それに、チョコレート色の髪をツインテールにした法衣を着た、昨日ユーリを雨に濡れてるからと部屋に連れ込んだ意外に大胆少女アリエッタ・ハーティが、違います、と返した。
「まだ、リオンさんが、来てません」
「ん、ああ、そうね。良いのよ。
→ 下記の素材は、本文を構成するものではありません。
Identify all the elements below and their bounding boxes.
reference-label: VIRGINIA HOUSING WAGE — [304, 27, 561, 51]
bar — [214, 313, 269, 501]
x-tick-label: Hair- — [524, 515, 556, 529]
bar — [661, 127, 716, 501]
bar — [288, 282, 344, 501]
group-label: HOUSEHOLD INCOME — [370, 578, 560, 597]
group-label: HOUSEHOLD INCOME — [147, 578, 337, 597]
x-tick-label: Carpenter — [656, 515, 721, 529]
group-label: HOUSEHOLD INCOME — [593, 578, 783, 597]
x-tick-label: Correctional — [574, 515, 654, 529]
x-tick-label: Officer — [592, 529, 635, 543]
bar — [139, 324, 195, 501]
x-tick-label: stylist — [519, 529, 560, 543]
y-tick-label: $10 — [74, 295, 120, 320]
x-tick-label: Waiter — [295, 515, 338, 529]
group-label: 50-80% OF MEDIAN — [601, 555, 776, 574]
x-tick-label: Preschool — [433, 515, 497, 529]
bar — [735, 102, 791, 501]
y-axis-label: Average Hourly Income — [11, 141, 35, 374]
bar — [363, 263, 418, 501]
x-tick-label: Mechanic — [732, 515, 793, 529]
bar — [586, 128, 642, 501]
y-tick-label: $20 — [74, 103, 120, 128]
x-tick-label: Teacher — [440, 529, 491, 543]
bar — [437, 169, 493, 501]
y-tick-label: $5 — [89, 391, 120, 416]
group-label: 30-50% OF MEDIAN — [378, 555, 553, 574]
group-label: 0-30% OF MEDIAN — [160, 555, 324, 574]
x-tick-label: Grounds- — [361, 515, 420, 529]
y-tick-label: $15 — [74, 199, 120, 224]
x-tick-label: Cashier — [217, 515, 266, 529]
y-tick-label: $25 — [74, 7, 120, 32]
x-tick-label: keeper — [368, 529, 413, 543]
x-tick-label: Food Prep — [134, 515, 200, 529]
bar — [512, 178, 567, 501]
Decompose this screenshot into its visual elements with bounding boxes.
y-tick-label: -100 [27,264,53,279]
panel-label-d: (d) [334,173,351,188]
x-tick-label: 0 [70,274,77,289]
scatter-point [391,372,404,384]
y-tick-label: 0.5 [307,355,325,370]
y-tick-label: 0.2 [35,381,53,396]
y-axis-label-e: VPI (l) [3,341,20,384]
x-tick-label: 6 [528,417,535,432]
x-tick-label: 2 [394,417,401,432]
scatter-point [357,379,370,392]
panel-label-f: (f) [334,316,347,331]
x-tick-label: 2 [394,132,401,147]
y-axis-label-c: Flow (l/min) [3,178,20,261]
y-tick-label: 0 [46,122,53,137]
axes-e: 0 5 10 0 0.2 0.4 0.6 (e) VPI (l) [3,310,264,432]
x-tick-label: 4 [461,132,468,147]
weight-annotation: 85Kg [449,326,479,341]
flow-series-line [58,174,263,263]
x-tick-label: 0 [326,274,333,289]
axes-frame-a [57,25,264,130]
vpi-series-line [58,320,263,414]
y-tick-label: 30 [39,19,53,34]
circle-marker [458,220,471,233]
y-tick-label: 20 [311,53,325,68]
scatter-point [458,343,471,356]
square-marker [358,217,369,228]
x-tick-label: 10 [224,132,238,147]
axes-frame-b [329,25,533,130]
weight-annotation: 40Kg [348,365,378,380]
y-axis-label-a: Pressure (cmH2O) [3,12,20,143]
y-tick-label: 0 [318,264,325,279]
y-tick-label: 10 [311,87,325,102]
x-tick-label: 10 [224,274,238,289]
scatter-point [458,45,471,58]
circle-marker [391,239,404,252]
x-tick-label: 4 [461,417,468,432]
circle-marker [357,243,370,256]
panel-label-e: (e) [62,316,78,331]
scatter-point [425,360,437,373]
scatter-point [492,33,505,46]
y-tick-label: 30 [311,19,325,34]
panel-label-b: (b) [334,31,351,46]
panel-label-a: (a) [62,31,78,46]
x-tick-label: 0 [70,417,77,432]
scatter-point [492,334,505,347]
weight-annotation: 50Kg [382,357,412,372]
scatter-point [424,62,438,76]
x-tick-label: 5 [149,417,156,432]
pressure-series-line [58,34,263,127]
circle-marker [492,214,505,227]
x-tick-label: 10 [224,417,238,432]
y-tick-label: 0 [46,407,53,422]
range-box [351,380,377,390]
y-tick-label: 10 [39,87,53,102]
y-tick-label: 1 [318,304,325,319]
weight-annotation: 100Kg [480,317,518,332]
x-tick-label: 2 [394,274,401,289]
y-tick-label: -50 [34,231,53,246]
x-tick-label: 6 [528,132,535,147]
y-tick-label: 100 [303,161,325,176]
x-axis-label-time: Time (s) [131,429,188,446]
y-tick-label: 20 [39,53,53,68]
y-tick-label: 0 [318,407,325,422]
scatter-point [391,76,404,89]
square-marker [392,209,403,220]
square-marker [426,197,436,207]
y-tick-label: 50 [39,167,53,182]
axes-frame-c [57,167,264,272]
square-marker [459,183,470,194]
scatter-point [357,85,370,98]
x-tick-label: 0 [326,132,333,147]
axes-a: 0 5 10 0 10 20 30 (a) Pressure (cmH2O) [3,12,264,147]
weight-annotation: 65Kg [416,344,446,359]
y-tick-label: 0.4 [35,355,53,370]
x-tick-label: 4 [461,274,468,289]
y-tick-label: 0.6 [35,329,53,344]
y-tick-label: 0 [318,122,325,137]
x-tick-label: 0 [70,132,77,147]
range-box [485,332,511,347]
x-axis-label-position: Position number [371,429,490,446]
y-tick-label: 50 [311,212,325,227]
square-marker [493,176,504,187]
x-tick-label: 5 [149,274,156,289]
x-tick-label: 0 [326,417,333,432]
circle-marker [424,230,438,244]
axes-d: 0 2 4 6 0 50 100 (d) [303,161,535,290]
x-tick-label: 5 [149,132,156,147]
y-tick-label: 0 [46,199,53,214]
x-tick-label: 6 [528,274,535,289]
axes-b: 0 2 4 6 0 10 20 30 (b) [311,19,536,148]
リオンはギルドに依頼の受注に行ったから」
「そう、なんですか」
納得したのかアリエッタは下がる。
「どん、な、依頼、だ?」
今度は、黒緑色の髪に鋭い朱い瞳の、着物を着た、先日ユーリに実力を計る為と斬りかかり剣を折っていった迷惑女――鬼伏奏が東方訛りのある片言のアグナガルド帝国語でリーに聞く。
「今からそれを説明するのよ」
リーが依頼書の写したものを取り出し、それを読み上げる。
魔獣討伐依頼『ヤザナック地底湖の魔獣退治』。
鉱山都市ヤザナックの地底湖に、災害級魔獣『クトゥル・スキュウイド』が現れ、地下資源の採掘がままならなくなっているので、それの排除を依頼する。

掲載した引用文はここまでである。